First, local politics truly do matter. Specifically, strong institutions, a well-functioning democracy, accountability and transparency play as integral a part in a country's political development as its economic development. This was lacking among Hungary's officials and within its institutions during the peak of the crisis, which eventually manifested into protests on the streets of Budapest.
High unemployment, government incompetence and a severe economic recession triggered public outrage and increased the popularity of nationalist parties like Jobbik, which garnered 15 percent of the vote, and sent three representatives to the European Parliament in 2009. Some polls predict Jobbik may win up to 20 percent of the votes in the upcoming Parliamentary election, attracting voters from both sides of the political spectrum who continue to be disillusioned with Hungary's political mainstream and sluggish recovery.
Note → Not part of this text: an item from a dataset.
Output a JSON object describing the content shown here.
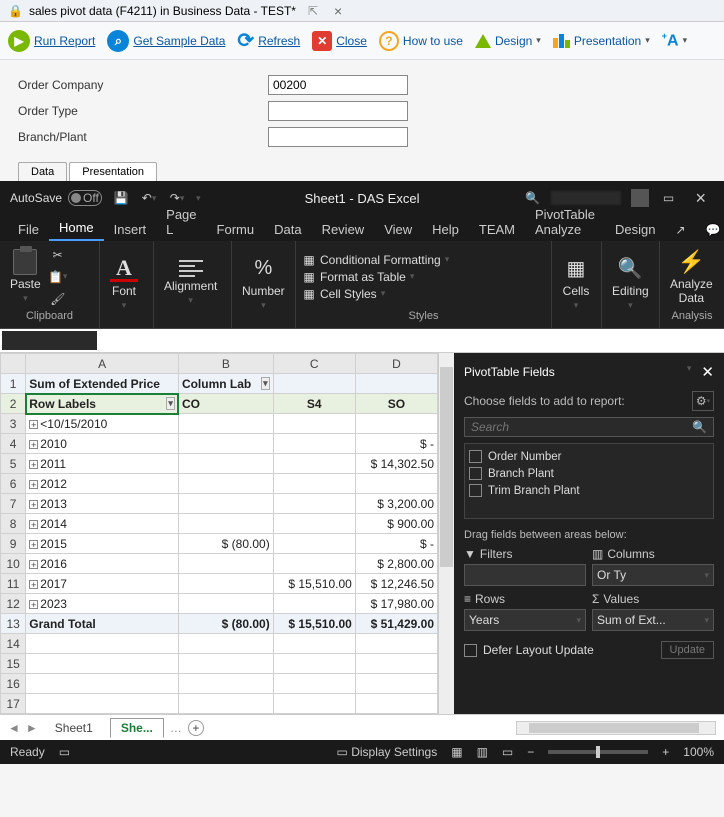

Second, the ability to maintain relatively low macroeconomic imbalances enabled Poland to take advantage of preferential lending mechanisms and financial aid, including access to a $20.5 billion IMF flexible credit line (FCL). Not only did this help Poland avoid additional economic shocks and enable greater policy flexibility, but it also empowered the ruling PO party, while marginalizing the fringes. That was not the case in Hungary where years of political infighting and a badly mismanaged economy (on the Socialist MSZP's watch) forced Hungary into international bankruptcy.
While it is possible that Fidesz (National Conservatives) may win a constitutional two-thirds majority, the more important question is whether they will form a coalition or at the very least coalesce with Jobbik. If so, this could pose serious obstacles to an already demoralized EU (think Greece), stall further integration and damage the gains of post-communist transition.